The defendant company owned and operated a vessel named Spirit of 1770, which it used to ferry paying customers from the Australian mainland to Lady Musgrave Island. On 11 May 2016, the vessel caught fire and sank in the Coral Sea, approximately 15 nautical miles from the Township of 1770. The vessel had four crew members and 42 passengers onboard. During the course of the investigation into the sinking, a number of maritime safety breaches came to light, including that:
a) the Respondent exposed passengers and crew to serious risk to their safety by the operating of the vessel after episodes of engine overheating before the vessel was serviced and the overheating problem inspected;
b) the vessel’s safety was compromised by beaching due to the absence of sacrificial plates on its hull. ‘Beaching‘ is intentionally bringing the hull of the vessel into contact with a sandbar at the entrance to a creek on the mainland so passengers could be transferred to other vessels and transported up the creek at times when the tide was too low to allow the vessel to navigate the creek;
c) there was no procedure within the Safety Management System (SMS) relating to the beaching that would minimise the risk of damage to the hull or contain appropriate maintenance requirements; and
d) the above conduct was reckless.
The matter was initially listed for summary hearing in the Magistrates Court at Brisbane but negotiations between the parties lead to the defendant company entering a plea of guilty and being sentenced on 16 March 2020.
Sentencing and Appeal:
The defendant company was convicted and fined the sum of $25,000. The Sentencing Magistrate considered that there was a need for general deterrence to ensure the safety of the industry, noting that tourism depended on the vigilance of owners and operators to operate safely. Fortunately, no one was injured. The Sentencing Magistrate considered that the offending was mid-range in terms of objective seriousness, noting that the offending occurred over a period of 16 months.
The Crown appealed against the sentence imposed on the basis that it was manifestly inadequate, having regard to the categorisation of the offending by the Sentencing Magistrate as mid-level and the maximum penalty applicable.

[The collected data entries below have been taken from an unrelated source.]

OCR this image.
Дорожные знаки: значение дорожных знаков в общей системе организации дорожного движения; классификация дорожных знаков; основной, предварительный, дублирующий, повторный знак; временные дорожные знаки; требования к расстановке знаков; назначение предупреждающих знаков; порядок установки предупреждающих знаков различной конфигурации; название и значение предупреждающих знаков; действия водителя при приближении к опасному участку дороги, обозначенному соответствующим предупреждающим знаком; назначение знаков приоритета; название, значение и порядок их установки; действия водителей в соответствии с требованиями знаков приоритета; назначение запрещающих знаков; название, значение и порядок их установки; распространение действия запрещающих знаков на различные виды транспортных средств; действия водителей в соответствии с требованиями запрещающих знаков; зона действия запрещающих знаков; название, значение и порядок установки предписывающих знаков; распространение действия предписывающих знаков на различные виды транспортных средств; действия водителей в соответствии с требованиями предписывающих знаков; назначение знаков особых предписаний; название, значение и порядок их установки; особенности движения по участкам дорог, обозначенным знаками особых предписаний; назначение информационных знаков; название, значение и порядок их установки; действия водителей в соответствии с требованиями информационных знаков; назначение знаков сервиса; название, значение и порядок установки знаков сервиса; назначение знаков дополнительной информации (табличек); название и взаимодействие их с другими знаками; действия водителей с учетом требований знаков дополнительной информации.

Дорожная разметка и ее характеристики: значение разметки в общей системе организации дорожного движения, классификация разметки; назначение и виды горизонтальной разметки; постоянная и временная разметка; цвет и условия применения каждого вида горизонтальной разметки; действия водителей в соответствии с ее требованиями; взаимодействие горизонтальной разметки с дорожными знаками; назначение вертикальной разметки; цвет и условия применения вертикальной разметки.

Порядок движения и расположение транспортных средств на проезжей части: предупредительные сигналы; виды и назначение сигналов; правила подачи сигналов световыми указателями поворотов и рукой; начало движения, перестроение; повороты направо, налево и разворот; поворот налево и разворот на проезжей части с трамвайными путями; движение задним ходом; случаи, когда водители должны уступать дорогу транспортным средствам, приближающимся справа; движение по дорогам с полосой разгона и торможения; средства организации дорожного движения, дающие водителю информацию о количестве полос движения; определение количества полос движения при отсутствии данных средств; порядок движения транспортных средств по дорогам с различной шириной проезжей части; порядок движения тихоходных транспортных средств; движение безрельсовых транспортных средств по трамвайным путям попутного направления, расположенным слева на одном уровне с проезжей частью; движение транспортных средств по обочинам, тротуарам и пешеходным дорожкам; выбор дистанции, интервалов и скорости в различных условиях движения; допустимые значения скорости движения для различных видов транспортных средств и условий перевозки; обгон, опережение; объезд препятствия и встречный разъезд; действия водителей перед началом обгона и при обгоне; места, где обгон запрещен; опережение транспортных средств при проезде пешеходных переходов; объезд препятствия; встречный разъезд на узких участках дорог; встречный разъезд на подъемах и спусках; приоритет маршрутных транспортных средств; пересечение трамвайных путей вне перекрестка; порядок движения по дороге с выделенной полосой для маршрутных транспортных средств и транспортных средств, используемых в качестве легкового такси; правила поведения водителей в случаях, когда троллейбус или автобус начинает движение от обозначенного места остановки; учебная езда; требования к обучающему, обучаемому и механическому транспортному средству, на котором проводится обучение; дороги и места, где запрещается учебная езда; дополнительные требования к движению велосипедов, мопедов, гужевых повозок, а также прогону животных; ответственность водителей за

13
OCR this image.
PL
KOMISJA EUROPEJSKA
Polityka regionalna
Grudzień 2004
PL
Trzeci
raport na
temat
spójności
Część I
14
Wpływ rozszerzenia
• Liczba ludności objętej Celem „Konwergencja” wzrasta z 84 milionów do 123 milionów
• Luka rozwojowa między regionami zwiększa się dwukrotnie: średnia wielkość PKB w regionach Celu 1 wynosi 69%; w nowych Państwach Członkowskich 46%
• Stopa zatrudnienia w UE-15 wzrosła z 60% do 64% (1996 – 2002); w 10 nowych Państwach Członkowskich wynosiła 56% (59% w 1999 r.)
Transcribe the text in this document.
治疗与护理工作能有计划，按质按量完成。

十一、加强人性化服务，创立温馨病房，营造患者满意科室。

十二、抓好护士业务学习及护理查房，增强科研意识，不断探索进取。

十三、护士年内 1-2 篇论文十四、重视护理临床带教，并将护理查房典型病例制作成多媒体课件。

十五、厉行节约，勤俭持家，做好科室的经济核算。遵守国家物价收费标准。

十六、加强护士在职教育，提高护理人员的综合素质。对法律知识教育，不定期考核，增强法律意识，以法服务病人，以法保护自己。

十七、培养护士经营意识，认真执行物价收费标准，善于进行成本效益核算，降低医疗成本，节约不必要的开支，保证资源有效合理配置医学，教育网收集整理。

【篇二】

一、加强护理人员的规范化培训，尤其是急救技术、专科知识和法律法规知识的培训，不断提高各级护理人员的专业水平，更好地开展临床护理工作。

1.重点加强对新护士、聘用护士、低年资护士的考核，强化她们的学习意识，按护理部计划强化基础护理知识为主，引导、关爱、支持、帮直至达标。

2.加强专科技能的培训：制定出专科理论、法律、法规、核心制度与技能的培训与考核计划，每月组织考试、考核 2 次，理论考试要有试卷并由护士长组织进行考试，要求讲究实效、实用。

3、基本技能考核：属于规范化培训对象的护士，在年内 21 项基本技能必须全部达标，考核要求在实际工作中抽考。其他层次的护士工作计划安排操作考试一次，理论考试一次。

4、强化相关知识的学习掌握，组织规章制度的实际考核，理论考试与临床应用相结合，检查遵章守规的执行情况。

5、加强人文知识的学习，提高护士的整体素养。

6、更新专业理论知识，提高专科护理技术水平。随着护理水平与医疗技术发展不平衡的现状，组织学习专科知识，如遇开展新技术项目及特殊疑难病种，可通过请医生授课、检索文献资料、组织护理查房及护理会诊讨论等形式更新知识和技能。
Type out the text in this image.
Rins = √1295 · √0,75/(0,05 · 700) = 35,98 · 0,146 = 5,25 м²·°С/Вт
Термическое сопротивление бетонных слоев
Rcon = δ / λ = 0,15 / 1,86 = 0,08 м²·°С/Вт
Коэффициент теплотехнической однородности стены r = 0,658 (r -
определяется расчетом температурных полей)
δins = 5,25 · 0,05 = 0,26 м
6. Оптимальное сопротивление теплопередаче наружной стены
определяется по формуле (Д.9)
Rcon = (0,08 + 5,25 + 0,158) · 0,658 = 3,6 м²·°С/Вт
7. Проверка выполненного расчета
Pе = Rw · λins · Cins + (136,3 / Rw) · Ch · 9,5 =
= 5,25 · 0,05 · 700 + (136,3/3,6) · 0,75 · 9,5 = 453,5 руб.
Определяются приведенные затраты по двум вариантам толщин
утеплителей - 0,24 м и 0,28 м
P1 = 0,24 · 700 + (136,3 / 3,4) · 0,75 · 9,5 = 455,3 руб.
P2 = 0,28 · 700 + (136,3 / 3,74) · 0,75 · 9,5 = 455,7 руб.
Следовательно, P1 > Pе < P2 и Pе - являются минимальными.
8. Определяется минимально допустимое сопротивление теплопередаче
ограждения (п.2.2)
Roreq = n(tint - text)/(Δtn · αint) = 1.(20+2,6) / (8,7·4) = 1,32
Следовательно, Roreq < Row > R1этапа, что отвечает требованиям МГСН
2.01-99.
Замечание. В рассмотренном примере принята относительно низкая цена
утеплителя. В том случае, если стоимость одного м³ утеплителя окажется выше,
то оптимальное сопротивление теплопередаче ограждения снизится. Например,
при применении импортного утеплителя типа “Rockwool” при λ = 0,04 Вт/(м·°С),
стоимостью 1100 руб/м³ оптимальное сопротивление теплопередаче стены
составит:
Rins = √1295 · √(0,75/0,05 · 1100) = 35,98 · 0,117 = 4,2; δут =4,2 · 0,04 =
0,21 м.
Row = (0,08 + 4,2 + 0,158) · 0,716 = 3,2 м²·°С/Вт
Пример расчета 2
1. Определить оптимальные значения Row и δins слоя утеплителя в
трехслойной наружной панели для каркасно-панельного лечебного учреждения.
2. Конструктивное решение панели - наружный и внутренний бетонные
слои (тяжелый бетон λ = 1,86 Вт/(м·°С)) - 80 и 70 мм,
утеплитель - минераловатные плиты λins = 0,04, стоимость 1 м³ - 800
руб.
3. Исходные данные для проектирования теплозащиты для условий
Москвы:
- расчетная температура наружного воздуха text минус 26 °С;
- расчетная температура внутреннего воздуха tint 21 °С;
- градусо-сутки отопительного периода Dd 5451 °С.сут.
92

Judge Dann DCJ, in allowing the appeal and increasing the fine to $40,000, remarked:
"The respondent ran a business taking paying passengers across the sea from the Australian mainland to Lady Musgrave Island. It was a business where the continuing seaworthiness of the vessels used to do so, its practices to maintain its vessels appropriately and to adopt safe operating procedures were of paramount importance to the safety of its paying passengers. It could – and did – accommodate large numbers of passengers on each trip with the vessel, thereby exposing large numbers of persons to risk if something were to go awry. It did so over a protracted period of 16 months. The fine imposed, of $25,000, when measured against a maximum sentence of $180,000, in all the circumstances of this offence, was manifestly inadequate."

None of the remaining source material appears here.